Aku kembali ke tempat teman-teman berkumpul. Sudah siap dengan ledekan dari mereka. Benar saja, setelah duduk dan berkumpul, mereka langsung memborbadirku dengan pertanyaan, ledekan, dan dorongan-dorongan kecil di pundakku sambil tertawa. Aku kualahan. Cuma bisa senyum-senyum menahan malu. Tapi teman-teman tak menyerah, mereka masih saja ramai menyerangku dengan berbagai pertanyaan.
"Ngomong apa aja, Mbak?" tanya Gia.
"Kok tadi pakai salaman segala? Ada perjanjian apaaa hayoooo??" tanya Dehan yang terkenal jahil luar biasa.
"Terus terusss?? Gimana ntar perkembangannya? Cieeee Mbak Rehaa." Bimo tak mau kalah.
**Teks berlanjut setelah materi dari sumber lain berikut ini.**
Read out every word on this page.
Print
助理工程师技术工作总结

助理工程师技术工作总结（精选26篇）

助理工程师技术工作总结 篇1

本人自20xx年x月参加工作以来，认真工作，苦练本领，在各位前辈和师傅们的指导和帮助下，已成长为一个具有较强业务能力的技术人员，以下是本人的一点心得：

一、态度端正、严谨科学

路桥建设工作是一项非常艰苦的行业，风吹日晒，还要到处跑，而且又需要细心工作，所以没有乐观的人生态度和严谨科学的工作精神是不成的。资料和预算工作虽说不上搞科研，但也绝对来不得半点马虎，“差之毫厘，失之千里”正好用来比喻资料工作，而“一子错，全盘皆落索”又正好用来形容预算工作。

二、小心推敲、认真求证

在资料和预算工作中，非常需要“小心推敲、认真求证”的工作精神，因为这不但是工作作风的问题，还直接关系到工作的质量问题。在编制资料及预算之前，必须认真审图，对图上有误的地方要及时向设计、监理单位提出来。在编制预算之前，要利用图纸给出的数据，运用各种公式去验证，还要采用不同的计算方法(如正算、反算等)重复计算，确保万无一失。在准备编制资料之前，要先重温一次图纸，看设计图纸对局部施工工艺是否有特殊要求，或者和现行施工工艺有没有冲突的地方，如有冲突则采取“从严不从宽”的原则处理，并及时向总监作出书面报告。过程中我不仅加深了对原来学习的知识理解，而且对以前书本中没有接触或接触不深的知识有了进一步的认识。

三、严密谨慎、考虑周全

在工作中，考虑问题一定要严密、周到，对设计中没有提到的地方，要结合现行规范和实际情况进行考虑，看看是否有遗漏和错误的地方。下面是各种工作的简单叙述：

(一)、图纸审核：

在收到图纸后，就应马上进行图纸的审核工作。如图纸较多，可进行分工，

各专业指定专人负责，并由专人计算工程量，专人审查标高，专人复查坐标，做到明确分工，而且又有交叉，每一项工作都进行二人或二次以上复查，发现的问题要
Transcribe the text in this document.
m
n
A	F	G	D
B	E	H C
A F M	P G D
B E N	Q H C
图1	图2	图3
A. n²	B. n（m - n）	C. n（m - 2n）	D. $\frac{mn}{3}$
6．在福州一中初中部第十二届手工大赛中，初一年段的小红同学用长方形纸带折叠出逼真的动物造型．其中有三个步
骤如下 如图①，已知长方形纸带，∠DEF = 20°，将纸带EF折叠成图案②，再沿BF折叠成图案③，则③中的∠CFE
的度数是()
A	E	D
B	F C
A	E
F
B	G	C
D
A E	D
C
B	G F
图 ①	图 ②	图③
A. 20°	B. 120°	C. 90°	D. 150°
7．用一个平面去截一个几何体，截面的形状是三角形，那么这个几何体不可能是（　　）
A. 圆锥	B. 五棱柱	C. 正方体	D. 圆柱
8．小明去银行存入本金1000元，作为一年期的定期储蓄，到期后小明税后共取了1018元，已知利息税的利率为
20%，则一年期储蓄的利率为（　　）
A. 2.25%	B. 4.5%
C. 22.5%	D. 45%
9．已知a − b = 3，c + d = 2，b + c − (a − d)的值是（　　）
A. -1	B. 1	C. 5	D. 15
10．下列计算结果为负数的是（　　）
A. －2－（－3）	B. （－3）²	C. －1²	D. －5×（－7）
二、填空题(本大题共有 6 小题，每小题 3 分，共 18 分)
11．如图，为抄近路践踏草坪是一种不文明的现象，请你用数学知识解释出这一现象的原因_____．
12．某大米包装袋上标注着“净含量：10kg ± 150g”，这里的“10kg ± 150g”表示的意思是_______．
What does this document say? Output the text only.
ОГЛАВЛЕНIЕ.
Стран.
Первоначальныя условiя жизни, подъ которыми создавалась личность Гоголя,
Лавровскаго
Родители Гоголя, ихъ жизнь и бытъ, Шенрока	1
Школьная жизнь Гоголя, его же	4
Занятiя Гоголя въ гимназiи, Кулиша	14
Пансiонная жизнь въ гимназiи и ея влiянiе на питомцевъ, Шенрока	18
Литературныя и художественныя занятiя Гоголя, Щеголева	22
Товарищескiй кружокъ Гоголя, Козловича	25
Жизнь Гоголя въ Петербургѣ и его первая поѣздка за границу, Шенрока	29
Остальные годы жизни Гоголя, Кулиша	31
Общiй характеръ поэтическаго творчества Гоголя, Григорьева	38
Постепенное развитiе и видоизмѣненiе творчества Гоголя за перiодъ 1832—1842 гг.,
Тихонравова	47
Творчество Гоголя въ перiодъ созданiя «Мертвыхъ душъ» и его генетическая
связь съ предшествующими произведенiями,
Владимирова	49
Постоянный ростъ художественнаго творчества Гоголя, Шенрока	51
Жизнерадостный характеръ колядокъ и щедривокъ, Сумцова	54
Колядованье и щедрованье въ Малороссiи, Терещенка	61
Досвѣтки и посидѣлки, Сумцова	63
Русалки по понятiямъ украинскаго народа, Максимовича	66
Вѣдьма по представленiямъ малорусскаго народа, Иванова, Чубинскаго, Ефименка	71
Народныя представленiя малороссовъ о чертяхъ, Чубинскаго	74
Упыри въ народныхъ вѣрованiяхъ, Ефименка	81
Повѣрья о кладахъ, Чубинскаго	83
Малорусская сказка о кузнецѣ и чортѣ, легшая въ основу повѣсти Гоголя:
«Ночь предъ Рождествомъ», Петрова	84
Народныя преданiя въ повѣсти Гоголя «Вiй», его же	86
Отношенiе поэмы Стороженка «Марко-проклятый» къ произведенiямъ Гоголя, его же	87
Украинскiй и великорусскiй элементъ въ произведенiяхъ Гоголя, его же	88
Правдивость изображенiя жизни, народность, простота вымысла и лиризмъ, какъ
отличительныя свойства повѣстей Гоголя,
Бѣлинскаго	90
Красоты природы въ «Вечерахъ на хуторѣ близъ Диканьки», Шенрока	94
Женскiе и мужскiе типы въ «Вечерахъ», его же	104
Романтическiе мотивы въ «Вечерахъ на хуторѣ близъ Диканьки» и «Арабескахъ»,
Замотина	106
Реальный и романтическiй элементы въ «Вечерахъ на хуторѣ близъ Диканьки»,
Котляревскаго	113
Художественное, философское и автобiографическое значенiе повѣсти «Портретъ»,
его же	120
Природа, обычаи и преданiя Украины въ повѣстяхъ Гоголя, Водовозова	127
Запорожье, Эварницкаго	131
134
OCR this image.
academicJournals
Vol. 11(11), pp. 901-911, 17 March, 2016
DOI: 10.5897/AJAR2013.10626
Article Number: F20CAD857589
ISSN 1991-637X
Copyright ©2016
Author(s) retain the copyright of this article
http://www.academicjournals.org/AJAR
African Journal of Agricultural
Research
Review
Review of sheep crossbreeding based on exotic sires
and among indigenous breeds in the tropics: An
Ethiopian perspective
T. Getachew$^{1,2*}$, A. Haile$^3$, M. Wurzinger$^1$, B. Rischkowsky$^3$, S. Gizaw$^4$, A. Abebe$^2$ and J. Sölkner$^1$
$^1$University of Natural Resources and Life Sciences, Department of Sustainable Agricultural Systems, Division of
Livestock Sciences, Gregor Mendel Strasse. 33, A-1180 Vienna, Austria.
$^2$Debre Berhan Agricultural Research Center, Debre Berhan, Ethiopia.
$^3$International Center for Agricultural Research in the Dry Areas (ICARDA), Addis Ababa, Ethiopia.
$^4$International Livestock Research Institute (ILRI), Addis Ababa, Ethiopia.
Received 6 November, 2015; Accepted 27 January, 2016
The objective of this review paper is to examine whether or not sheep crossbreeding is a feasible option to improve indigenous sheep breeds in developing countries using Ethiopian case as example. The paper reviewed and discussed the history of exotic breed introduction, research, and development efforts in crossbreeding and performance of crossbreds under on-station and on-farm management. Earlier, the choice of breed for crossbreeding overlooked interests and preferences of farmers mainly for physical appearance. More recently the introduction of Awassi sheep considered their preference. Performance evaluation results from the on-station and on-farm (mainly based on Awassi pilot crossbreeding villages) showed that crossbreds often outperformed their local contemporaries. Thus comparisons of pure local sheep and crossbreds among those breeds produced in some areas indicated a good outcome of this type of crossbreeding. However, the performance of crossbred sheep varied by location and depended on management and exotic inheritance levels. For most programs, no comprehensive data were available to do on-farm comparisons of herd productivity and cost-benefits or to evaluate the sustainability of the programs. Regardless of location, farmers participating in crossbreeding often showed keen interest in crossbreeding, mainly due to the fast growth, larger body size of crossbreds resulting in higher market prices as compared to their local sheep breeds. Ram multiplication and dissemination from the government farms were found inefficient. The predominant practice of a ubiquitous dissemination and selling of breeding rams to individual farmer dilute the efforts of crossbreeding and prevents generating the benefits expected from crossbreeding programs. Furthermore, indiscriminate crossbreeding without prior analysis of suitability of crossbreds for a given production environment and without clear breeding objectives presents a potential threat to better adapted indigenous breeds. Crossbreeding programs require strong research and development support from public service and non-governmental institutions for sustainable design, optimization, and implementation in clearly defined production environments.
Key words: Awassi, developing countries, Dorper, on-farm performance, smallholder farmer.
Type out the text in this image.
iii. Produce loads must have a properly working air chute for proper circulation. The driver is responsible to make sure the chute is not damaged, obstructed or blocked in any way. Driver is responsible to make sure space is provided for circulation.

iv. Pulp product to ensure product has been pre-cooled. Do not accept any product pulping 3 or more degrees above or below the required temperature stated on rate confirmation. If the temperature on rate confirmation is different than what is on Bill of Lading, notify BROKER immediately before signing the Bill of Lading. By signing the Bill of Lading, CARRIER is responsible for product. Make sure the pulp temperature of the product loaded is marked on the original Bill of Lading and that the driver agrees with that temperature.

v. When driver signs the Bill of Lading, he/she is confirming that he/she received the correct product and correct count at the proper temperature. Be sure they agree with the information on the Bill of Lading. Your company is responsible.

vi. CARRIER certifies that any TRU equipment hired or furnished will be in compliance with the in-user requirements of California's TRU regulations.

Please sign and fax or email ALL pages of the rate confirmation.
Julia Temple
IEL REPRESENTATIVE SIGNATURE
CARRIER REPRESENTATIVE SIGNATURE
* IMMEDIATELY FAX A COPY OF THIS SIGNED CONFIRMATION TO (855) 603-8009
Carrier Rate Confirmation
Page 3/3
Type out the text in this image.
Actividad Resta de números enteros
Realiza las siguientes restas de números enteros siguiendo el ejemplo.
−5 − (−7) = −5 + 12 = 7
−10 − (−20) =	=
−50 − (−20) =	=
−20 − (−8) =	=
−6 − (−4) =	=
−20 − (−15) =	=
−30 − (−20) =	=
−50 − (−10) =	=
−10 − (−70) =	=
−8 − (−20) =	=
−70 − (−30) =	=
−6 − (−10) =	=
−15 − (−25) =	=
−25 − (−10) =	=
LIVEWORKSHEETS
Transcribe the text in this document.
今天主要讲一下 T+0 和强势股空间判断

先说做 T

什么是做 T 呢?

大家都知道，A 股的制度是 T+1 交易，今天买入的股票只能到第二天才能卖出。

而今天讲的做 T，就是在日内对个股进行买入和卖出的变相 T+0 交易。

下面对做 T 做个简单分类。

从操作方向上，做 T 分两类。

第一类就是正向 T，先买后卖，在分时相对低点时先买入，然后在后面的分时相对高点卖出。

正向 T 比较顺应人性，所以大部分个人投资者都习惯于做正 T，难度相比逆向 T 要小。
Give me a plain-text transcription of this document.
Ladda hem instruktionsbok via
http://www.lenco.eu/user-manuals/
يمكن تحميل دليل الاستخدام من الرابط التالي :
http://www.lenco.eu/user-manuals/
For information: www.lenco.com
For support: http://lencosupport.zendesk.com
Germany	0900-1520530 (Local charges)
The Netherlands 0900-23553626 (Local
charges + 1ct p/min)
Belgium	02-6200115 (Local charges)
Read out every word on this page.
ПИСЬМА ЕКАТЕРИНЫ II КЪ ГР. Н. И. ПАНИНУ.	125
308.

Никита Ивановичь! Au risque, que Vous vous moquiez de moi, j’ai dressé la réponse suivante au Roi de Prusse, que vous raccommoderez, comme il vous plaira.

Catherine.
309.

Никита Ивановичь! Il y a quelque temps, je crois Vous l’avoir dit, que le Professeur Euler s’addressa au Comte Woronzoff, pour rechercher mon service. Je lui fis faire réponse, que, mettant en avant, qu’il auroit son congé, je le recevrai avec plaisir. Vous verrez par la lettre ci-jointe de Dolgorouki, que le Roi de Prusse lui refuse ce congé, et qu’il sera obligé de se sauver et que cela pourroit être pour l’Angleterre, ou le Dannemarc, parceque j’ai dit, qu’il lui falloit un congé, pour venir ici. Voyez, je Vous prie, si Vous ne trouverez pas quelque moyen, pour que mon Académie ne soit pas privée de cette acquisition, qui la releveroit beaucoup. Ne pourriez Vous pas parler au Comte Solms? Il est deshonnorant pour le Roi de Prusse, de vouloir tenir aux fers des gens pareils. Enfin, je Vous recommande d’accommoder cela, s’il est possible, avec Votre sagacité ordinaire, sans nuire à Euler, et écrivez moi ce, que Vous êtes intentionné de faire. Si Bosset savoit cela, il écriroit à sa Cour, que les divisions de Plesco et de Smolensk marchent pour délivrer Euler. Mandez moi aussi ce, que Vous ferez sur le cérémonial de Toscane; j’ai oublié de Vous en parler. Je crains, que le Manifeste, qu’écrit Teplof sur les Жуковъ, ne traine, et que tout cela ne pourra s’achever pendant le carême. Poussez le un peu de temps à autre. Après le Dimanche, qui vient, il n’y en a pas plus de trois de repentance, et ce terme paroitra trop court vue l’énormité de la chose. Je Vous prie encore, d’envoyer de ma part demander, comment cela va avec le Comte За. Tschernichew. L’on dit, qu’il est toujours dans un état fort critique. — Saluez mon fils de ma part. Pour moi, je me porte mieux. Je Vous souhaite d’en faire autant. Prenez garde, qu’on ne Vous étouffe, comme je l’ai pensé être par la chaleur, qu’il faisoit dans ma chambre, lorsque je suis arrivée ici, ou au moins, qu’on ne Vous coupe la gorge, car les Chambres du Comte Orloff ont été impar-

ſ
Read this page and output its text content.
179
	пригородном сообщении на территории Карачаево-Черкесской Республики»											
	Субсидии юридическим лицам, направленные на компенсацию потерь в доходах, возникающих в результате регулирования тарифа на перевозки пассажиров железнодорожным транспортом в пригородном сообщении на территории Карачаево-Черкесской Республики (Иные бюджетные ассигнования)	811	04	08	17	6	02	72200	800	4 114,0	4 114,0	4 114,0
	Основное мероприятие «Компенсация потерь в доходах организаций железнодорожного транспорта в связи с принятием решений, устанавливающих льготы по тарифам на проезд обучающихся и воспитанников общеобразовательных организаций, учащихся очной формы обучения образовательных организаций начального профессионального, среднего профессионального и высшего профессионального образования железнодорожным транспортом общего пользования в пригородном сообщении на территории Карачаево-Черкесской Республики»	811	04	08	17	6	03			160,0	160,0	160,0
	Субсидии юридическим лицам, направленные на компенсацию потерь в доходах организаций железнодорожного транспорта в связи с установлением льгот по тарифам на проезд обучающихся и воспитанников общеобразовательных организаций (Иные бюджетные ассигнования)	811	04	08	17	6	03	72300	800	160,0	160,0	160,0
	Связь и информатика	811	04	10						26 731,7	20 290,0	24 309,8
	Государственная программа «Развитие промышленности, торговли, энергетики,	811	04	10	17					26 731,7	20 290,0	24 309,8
"Seneng dah kamuuuuu yaaaa." kata Dean, adik laki-laki ku.
Aku tak tahu harus menjawab pertanyaan yang mana terlebih dahulu. Bingung bagaimana meredakan kehebohan ini. Dan jujur saja, sisa nervous masih ada dalam diriku. Sepertinya harus ada seseorang yang menyadarkanku dan membuat otak dan bibirku -yang daritadi tersenyum terus- kembali normal.
"Aaaaaaahhh. Kaliaaaaan lhooo. Ngga ada apa-apa kok. Mas Awin cuma mau kenalan aja." kataku berusaha meredakan keadaan "pasca perkenalan" ku.
Tapi ternyata salah. Kehebohan itu justru makin menjadi-jadi. Entah kenapa kata-kata "ciee" muncul lebih dari 100 kali. Kalau tidak ingat sedang di Mushola, mungkin mereka sudah bertepuk tangan dan melakukan atraksi lainnya. Untungnya sekarang tingkah mereka tidak se-ekstrim itu. Dan sebelum jama'ah lain memperhatikan dan menegur kehebohan ini, aku harus menghentikannya. Baru saja aku akan bicara, tiba-tiba Ibe menegur mereka.
"Heh! Ayok mulai tadarus nya. Ini Mushola ya, kalian ribut banget!" katanya dengan sangat ketus.
Aku dan teman-teman lain kaget. Memang cuma Ibe yang daritadi diam saat yang lainnya sibuk membuat kehebohan. Entah karena dia sedang bad mood atau karena Mas Awin yang tiba - tiba datang.
"Waduh. Ada yang jealous nih kayaknya.", lagi-lagi Dehan ngomong seenaknya diikuti dengan senyum kecil teman-teman yang lain.
"Udah ah. Mulai yuk." kataku berusaha meredakan suasana.
Akhirnya aku berhasil meredakan tingkah mereka. Sekarang secara bergantian kami membaca Al Qur'an, seperti yang dilakukan jamaah lainnya. Sampai tiba-tiba Bu Iyat, salah satu jamaah di sini, memanggilku.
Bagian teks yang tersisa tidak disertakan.